We got to the edge of the ocean, but a lake prevented us from reaching it. I stand corrected: prevented me! Some of us (you know who you are) are truly unstoppable, the very presence of a daunting obstacle inviting decisive action. I was good though, having come far enough for my abilities and aspirations. We turned around and true to universal law seemed to hasten on the way back, arriving at the trailhead in no time. Returning – past eagles, so many we lost count, and streams salmon filled meandering in a life-sustaining system – we could not avoid the other side. With the sun dropping behind the trail we had just left, multiple shacks emerged. Poor, poor housing conditions, brutal poverty and alienation. Rock excavations too – massive environmental scarring. And the ever present empty beer bottles and cans and trash. Sunset’s light and darkness dancing on water, stumbling on land.

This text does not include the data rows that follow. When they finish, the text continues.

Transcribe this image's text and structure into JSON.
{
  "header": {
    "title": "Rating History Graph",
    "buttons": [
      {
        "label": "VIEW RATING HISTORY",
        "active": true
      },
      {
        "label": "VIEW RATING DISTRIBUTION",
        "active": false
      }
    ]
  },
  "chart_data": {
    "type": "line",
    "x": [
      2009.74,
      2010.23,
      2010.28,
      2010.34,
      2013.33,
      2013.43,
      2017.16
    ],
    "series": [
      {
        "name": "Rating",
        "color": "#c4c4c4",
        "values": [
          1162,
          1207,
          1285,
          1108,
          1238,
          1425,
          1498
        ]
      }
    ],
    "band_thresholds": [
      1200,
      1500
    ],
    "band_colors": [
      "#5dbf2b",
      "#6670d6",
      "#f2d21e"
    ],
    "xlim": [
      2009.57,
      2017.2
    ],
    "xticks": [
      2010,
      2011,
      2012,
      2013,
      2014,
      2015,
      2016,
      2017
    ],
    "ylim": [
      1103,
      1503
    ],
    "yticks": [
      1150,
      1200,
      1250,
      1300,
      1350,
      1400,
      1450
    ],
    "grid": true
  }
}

We came back to the hotel and headed out towards the Norwegian Rat Salon – Dutch Harbor’s premier happy hour establishment. There, the sheer dimension of our uniqueness, partially exposed at Amelia’s, became even more striking. I lack talents and English to describe how. So, let ‘s simply step outside, to the beachfront, where the music of the bay will do the talking.
That bay, the same one I walked with my friend in the morning, turned gold and pink and purple – a perfect virtuoso of colors changing with every moment. A few porpoises and otters swam by, wishing us good night. We sat. Tired of the day. It could have been the Peace of Mind effect, or else the fellowship of eagles or the companionship of the way. But I believe it was salt from the ocean. The same salt that regulated my life growing up in Rio – the salt of summer vacationing, of ocean swimming, and sunset watching, the salt of love, beauty, rest, friendship and awe. Salt awaken visceral togetherness – “one grand great life throb[ing] through earth’s giant heart.”
Just like back then, at the edge of adulthood, when there was Risk, this pulsating closeness was bestowed on me, sitting with friends, complete. Glowing mystery salt enkindled. Even as the scars are visible and the earth scorched. We sat. Grounded. Making room, here and there as may be necessary, for the pain that is a sure part of the picture: timeless darkness enveloping a world confident of yet another sunrise. And hikes.